Jewell “accomplished that without having to get a wrecker to load it in order to help these people,” Donnelly says. “He was the type of guy who always would and could be innovative enough so that he could accomplish the task. There would’ve been very few people in our operation that could have accomplished that job. He had a lot of savvy.”
“I love making customers happy,” Jewell said in a recorded interview shown at the TCA banquet where his honor was announced. “There’s a sign in Minneapolis that says, ‘Love God, love people,’ and that is me. Without God, I would have nothing.”
Preventive maintenance for sleep apnea
“You know you’re obese.”
That was the wakeup call Danny Jewell recalled getting from his doctor March 6 when he got his DOT physical.

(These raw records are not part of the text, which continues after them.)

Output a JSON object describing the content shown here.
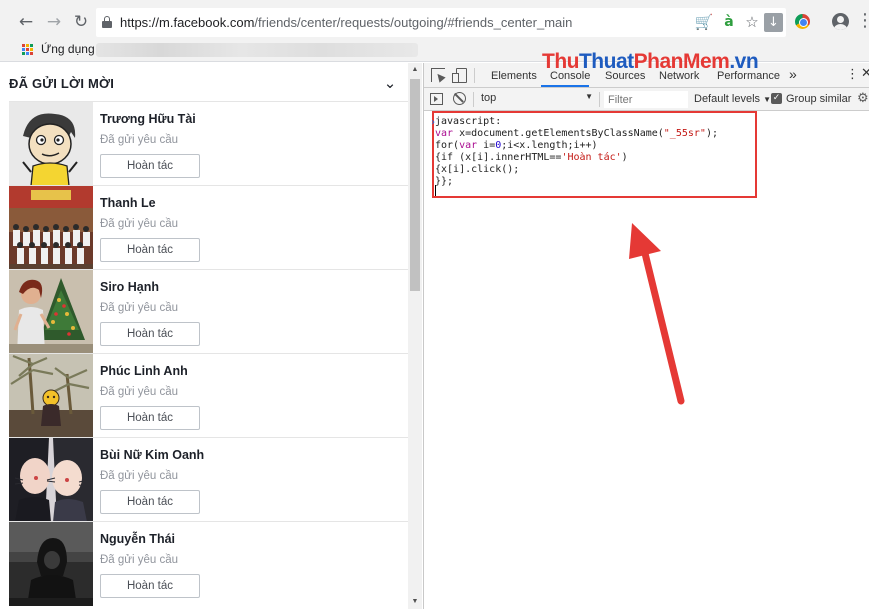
{
  "browser": {
    "url_host": "https://m.facebook.com",
    "url_path": "/friends/center/requests/outgoing/#friends_center_main",
    "bookmarks_apps_label": "Ứng dụng"
  },
  "friend_requests": {
    "header_title": "ĐÃ GỬI LỜI MỜI",
    "items": [
      {
        "name": "Trương Hữu Tài",
        "status": "Đã gửi yêu cầu",
        "button": "Hoàn tác"
      },
      {
        "name": "Thanh Le",
        "status": "Đã gửi yêu cầu",
        "button": "Hoàn tác"
      },
      {
        "name": "Siro Hạnh",
        "status": "Đã gửi yêu cầu",
        "button": "Hoàn tác"
      },
      {
        "name": "Phúc Linh Anh",
        "status": "Đã gửi yêu cầu",
        "button": "Hoàn tác"
      },
      {
        "name": "Bùi Nữ Kim Oanh",
        "status": "Đã gửi yêu cầu",
        "button": "Hoàn tác"
      },
      {
        "name": "Nguyễn Thái",
        "status": "Đã gửi yêu cầu",
        "button": "Hoàn tác"
      }
    ]
  },
  "devtools": {
    "tabs": [
      "Elements",
      "Console",
      "Sources",
      "Network",
      "Performance"
    ],
    "active_tab": "Console",
    "more_tabs": "»",
    "context": "top",
    "filter_placeholder": "Filter",
    "levels": "Default levels",
    "group_similar": "Group similar",
    "group_similar_checked": true,
    "code_lines": [
      "javascript:",
      "var x=document.getElementsByClassName(\"_55sr\");",
      "for(var i=0;i<x.length;i++)",
      "{if (x[i].innerHTML=='Hoàn tác')",
      "{x[i].click();",
      "}};"
    ]
  },
  "watermark": {
    "part1": "Thu",
    "part2": "Thuat",
    "part3": "PhanMem",
    "part4": ".vn"
  },
  "colors": {
    "accent_blue": "#1a73e8",
    "highlight_red": "#e53935",
    "facebook_text": "#1d2129",
    "muted_text": "#90949c"
  }
}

Even though he’d recently lost about 12 of the 245 pounds he’d been at for years, she informed him he needed to lose 25 more in three months, or he’d need to get tested for obstructive sleep apnea. Jewell took the warning seriously and changed his diet and exercise habits. Less than a month later, he’d lost 12 more pounds.
Now Jewell starts the day with a small portion of Cheerios or a protein bar or V8 juice, and keeps his snacks during the day light and healthy. The only full meal of the day is a supper chosen from CDLMeals. The service sends seven healthy meals for $77.
“This stuff is all-organic, gluten-free,” he says. The only required preparation is microwaving. “I never dreamed anything could be that good.”
Jewell’s trying to maintain a daily one-mile hike by walking around his tractor-trailer 40 times once he’s parked. When he’s home, he adds other exercises, including use of an exercise bike.